Lions fans have never been shy about letting their emotions run wild after a loss. And you can’t expect them to after losing a season opener to the Packers. And Dan Campbell knows it better than anyone. That’s why, after tonight’s stumble, the head coach had just one message for the fanbase: breathe.
Dan Campbell knew the reaction that would follow after the loss. And he calmed things down before all of it unfolded. “In 2022, we started 1-6, and people were asking me to fire Ben. It took us a while to find our feet. But you learn every time you go through this and work together and find the right flow.” Translation? Do not build narratives based on the first game of the season. Believe in the roster and the coaches.
“I think people were asking me to fire Ben (Johnson) after 1-6… you learn from it and move on.”
Dan Campbell addresses the performance from the Lions’ offense. https://t.co/hWR4t2nDrc pic.twitter.com/0nxP6nIoD1
— Woodward Sports Network (@woodwardsports) September 8, 2025
And yes, if you don’t recall what happened in 2022, let us take you back. The franchise has bounced back from worse. Back in 2022, Lions started 1–6, then ripped off eight wins in their next ten and finished 9–8. That midseason turnaround was one of the best turnarounds in the last decade.
But when they stood at 1-6, the man at the center of the fans’ wrath was then OC Ben Johnson. He was criticised for the team’s shaky offensive structure every single day. Dan Campbell was hammered with questions related to Ben’s potential firing.
But what happened at the end of the season? They ranked fourth in total yards per game (380.0), fourth on third-down conversions (42.9%), and seventh in red-zone efficiency. So yes. Don’t build narratives based on the start. Give them time.

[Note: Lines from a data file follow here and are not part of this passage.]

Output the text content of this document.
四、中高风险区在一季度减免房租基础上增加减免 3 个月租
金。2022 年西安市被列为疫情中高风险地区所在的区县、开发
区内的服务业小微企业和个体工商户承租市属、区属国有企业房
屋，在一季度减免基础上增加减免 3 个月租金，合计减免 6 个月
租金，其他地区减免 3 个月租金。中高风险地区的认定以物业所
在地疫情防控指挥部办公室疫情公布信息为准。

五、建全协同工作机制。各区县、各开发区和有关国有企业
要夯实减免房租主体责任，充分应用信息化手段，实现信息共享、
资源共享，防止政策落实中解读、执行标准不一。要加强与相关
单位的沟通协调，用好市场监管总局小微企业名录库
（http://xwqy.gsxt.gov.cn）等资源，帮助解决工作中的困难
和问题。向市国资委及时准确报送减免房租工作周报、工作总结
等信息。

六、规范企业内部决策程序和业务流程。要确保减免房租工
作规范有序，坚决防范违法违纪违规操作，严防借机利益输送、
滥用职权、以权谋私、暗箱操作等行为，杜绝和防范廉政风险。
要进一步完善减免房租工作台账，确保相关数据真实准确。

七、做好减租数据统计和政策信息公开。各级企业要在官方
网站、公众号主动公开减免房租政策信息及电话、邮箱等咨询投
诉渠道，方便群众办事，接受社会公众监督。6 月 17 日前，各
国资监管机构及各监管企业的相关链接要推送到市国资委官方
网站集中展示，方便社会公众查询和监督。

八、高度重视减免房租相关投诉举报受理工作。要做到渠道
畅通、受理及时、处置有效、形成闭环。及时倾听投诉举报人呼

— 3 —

And you need to take context into account. This was the first game without Ben Johnson calling plays in a long time. He left in the offseason to take a head-coaching job. The Lions handed the OC role to John Morton and bumped Kelvin Sheppard up to DC, so yeah, those are real schematic shifts that can come with some early growing pains. And they’ll learn from it.
And Dan Campbell wasn’t worried about the coaching or ability; what made it sting was the ‘correctable mistakes.’
Dan Campbell was disappointed with the locker room
Yes, this wasn’t on the OC or DC. Dan Campbell was rather disappointed with the locker room because every mistake they made was fixable. “I thought we’d be much cleaner than we were,” he said. He added that he told the team that everything that showed up is correctable.
Let’s talk about the small, fixable things that bugged Dan Campbell the most. There was very clearly a third-down issue. The Lions went just 5-for-15 on third down, and that killed their drives while completely messing with any offensive rhythm.

And think of how poor they were in the red zone. Detroit was just 1-for-4 in the red zone, leaving points on the board and making the defense stay out there longer than they should have. And they lacked explosive play. The Lions only managed one play over 20 yards. That’s a far cry from the explosive, big-play offense that drove last year’s wins.
And any coaches’ biggest nightmare, penalties. The defense gave up a 15-yard unsportsmanlike penalty (Brian Branch’s helmet toss) that helped flip the field position. All of this is equal parts frustrating and fixable. But it doesn’t call for ringing the alarm bells. We’re far from that point.